In July 2006, Inga Rinau received a permit from her former spouse to travel to Lithuania with her daughter, however, notified him from her home country that she would never come back to Germany.
As the mother had the father's consent to take the daughter away for a limited (two-week) period, the girl was taken to Lithuania legitimately, courts ruled, however her prolonged stay without the father's consent and after the end of the legal term was illegal.

She told The Baltic Times in August that she had originally fled with her daughter to Lithuania because of financial support from her family.
Michael Rinau claims that throughout the battle he has been made to look like a monster in the media. Politicians have also used the saga for their own ends. "I listen to the politicians who say I can come live in Lithuania, a country, where I was made inhuman by political campaigns," Michael Rinau said.

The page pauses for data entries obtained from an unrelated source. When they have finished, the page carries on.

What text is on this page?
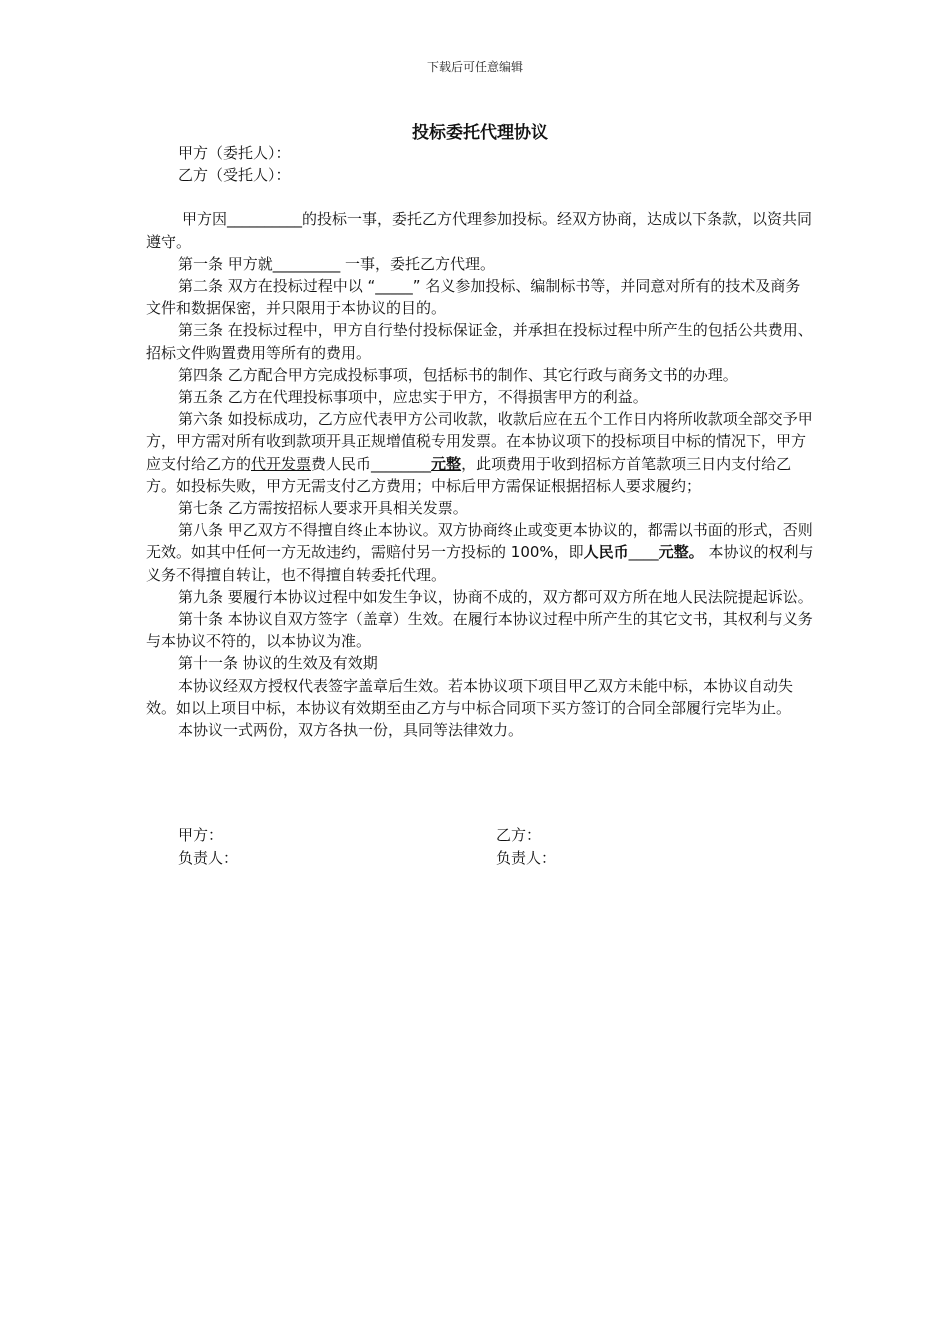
下载后可任意编辑
投标委托代理协议

甲方（委托人）：

乙方（受托人）：

甲方因__________的投标一事，委托乙方代理参加投标。经双方协商，达成以下条款，以资共同遵守。

第一条 甲方就_________ 一事，委托乙方代理。

第二条 双方在投标过程中以 “_____” 名义参加投标、编制标书等，并同意对所有的技术及商务文件和数据保密，并只限用于本协议的目的。

第三条 在投标过程中，甲方自行垫付投标保证金，并承担在投标过程中所产生的包括公共费用、招标文件购置费用等所有的费用。

第四条 乙方配合甲方完成投标事项，包括标书的制作、其它行政与商务文书的办理。

第五条 乙方在代理投标事项中，应忠实于甲方，不得损害甲方的利益。

第六条 如投标成功，乙方应代表甲方公司收款，收款后应在五个工作日内将所收款项全部交予甲方，甲方需对所有收到款项开具正规增值税专用发票。在本协议项下的投标项目中标的情况下，甲方应支付给乙方的代开发票费人民币________元整，此项费用于收到招标方首笔款项三日内支付给乙方。如投标失败，甲方无需支付乙方费用；中标后甲方需保证根据招标人要求履约；

第七条 乙方需按招标人要求开具相关发票。

第八条 甲乙双方不得擅自终止本协议。双方协商终止或变更本协议的，都需以书面的形式，否则无效。如其中任何一方无故违约，需赔付另一方投标的 100%，即人民币____元整。 本协议的权利与义务不得擅自转让，也不得擅自转委托代理。

第九条 要履行本协议过程中如发生争议，协商不成的，双方都可双方所在地人民法院提起诉讼。

第十条 本协议自双方签字（盖章）生效。在履行本协议过程中所产生的其它文书，其权利与义务与本协议不符的，以本协议为准。

第十一条 协议的生效及有效期

本协议经双方授权代表签字盖章后生效。若本协议项下项目甲乙双方未能中标，本协议自动失效。如以上项目中标，本协议有效期至由乙方与中标合同项下买方签订的合同全部履行完毕为止。

本协议一式两份，双方各执一份，具同等法律效力。

甲方：	乙方：
负责人：	负责人：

"Obviously, everyone has the right to talk about the child, the mother's and the father's rights, but clearly defending the father's rights doesn't seem to have the same appeal as defending the mother's rights during election campaign," he added.

Child welfare specialists condemned the two-year debacle saying that they are only hurting the child by fighting over her.
"The parents should make every effort to stay close to the child because she has only been with the mother for the last two years and she doesn't understand the reasons behind this 's she doesn't know the laws," Laura Morkuniene, deputy director of the State Child Rights Protection and Adoption Service under the Ministry of Social Security and Labor said.